The need for data protection has seen a surge in the recent past and organizations are finding themselves subject to an increasing number of data protection requirements that obligate them to protect employee, consumer and customer personal data against threats and hazards from within and outside of their organizations. In addition to protecting regulated data, many organizations are looking to protect intellectual property and other sensitive data within the organization that may pose a greater threat to the enterprise.
Owing to this need, many information security solution providers have introduced Data Loss Prevention technology solutions that allow organizations to address protection of data across the three main stages of the data lifecycle namely – Storage, Use and Transit. These solutions enable enforcement of data protection policies as well as provide data discovery, data encryption, event monitoring and quarantine of sensitive data.
The unfortunate result of growing number of data security breaches and availability of multiple solutions in the market is that the organizations are ending up selecting a wrong technology or the one that doesn’t suit to their current business requirement. Although some make smart move and are able to choose the right one, but the realization level goes higher when even after selecting the right solution the challenge of right implementation and optimal utilization becomes a big challenge.
And that’s where it’s utmost important to take an informed decision before implementing the DLP as to whether this is embraced as mere Technological Tool or a ‘System’. Because system will involve not only the technology but also the people, processes and the business needs. In most of the organizations where DLP was implemented as a technology without any business alignment, fell flat without deriving any benefit out of it and was considered a futile investment. However, considering the very fact that data protection today is the need of the hour, organizations should consider the following:
- Coverage – The available solution in the market are majorly developed with keeping in mind the comprehensive coverage to achieve the highest effectiveness of the tool. The coverage addresses the complete spectrum of data leakage points mainly, data transiting through network gateways, stored on servers and workstations, and data in use. Companies must look into the level of coverage business requires. Anything more or less to the current requirement would lead to non optimal utilization.

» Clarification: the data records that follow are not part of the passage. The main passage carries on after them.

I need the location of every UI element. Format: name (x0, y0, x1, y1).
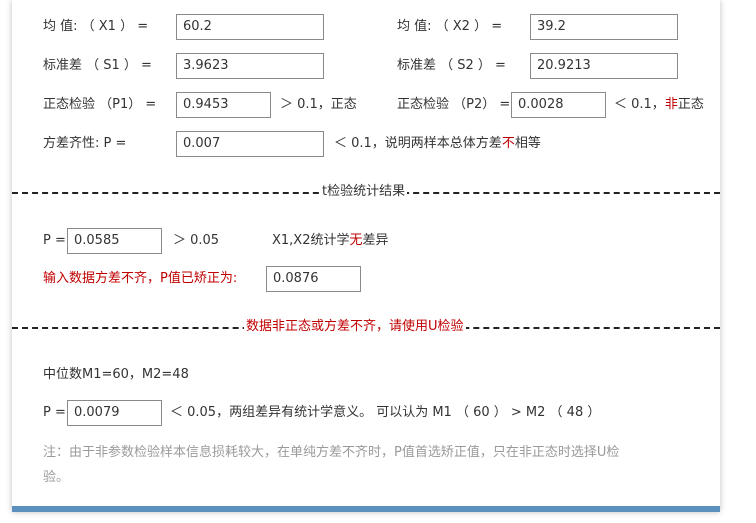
corrected-label: 输入数据方差不齐，P值已矫正为: (43, 271, 238, 286)
mean2-label: 均 值: （ X2 ） = (397, 19, 503, 34)
ttest-title: t检验统计结果 (320, 184, 408, 200)
sd1-label: 标准差 （ S1 ） = (43, 58, 152, 73)
mean1-field[interactable]: 60.2 (176, 14, 324, 40)
ttest-conclusion-suffix: 差异 (362, 233, 389, 248)
sd1-field[interactable]: 3.9623 (176, 53, 324, 79)
utest-p-label: P = (43, 405, 66, 420)
var-field[interactable]: 0.007 (176, 131, 324, 157)
ttest-conclusion-prefix: X1,X2统计学 (272, 233, 350, 248)
median-text: 中位数M1=60，M2=48 (43, 367, 189, 382)
bottom-accent-bar (12, 506, 720, 512)
sd2-label: 标准差 （ S2 ） = (397, 58, 506, 73)
utest-p-result: ＜ 0.05，两组差异有统计学意义。 可以认为 M1 （ 60 ） > M2 （… (170, 405, 601, 420)
norm1-result: ＞ 0.1，正态 (280, 97, 357, 112)
note-line-1: 注：由于非参数检验样本信息损耗较大，在单纯方差不齐时，P值首选矫正值，只在非正态… (43, 445, 620, 460)
norm2-label: 正态检验 （P2） = (397, 97, 511, 112)
var-result-suffix: 相等 (514, 136, 541, 151)
norm1-field[interactable]: 0.9453 (176, 92, 271, 118)
norm2-result-suffix: 正态 (677, 97, 704, 112)
var-result-prefix: ＜ 0.1，说明两样本总体方差 (334, 136, 502, 151)
ttest-conclusion-no: 无 (349, 233, 363, 248)
norm2-field[interactable]: 0.0028 (511, 92, 606, 118)
norm2-result: ＜ 0.1，非正态 (614, 92, 704, 118)
var-result-not: 不 (501, 136, 515, 151)
var-label: 方差齐性: P = (43, 136, 127, 151)
norm2-result-not: 非 (664, 97, 678, 112)
norm1-label: 正态检验 （P1） = (43, 97, 157, 112)
ttest-p-compare: ＞ 0.05 (173, 233, 220, 248)
note-line-2: 验。 (43, 470, 70, 485)
norm2-result-prefix: ＜ 0.1， (614, 97, 665, 112)
ttest-p-label: P = (43, 233, 66, 248)
ttest-conclusion: X1,X2统计学无差异 (272, 228, 389, 254)
utest-title: 数据非正态或方差不齐，请使用U检验 (244, 319, 466, 335)
ttest-p-field[interactable]: 0.0585 (67, 228, 162, 254)
var-result: ＜ 0.1，说明两样本总体方差不相等 (334, 131, 541, 157)
utest-p-field[interactable]: 0.0079 (67, 400, 162, 426)
mean1-label: 均 值: （ X1 ） = (43, 19, 149, 34)
mean2-field[interactable]: 39.2 (530, 14, 678, 40)
sd2-field[interactable]: 20.9213 (530, 53, 678, 79)
corrected-p-field[interactable]: 0.0876 (266, 266, 361, 292)
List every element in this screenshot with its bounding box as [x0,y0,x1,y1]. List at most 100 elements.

- How to Detect? – The most critical part of DLP solution is to understand the use of the right detection methodology. Various methodologies available these days detect the sensitive data either through keywords or specific patterns. The introduction of fingerprinting has made the detection even the better where part or complete document could be one-way hashed and stored in the DLP tool. The right detection method would result in increased effectiveness of tool and better protection.
- Prevention or Block – The decision to put DLP in prevention or block mode or a combination of both, is crucial in terms of ensuring that the business doesn’t get affected due to inappropriate use of the technology. This dilemma is very natural and is supposed to be eliminated before making the DLP system operational. There have been instances where any wrong step in this area led to non acceptance of the technology by the business.
- Centralized Incident Management - Everything is available but what next – This question will arise when DLP is implemented and working as per the requirement. But ideally the objective is still not met if the incidents or alerts triggering in DLP tool due to breach, are not addressed as per organizational norms. Unlike IT incident management, the DLP demands a detailed and proper analysis of data that has move out of the organization and this could only be performed by the team that either is part of the organization or by an external team that understands the business.
- Employee Awareness - The DLP system completes with aligning people and the organizational processes handled by them, with it. The awareness is not limited to sensitizing people about the after effects or the actions that might be initiated against them if they are either violator or party to data breach. It is more like involving them that could help the system being utilized effectively. The input from the users will help formulating the rules and detection method which would in turn strengthen the overall system.
Market trend indicates that the requirement of DLP is expected to grow drastically in the coming years. This prediction is majorly based on the growing incidents of data breaches across the world and the losses organizations are facing whether on financial or brand reputation front. It’s pertinent to act as fast as possible the moment need for data protection is learnt in the organization. DLP brings change in the organizational culture and this change must be embraced sooner or later.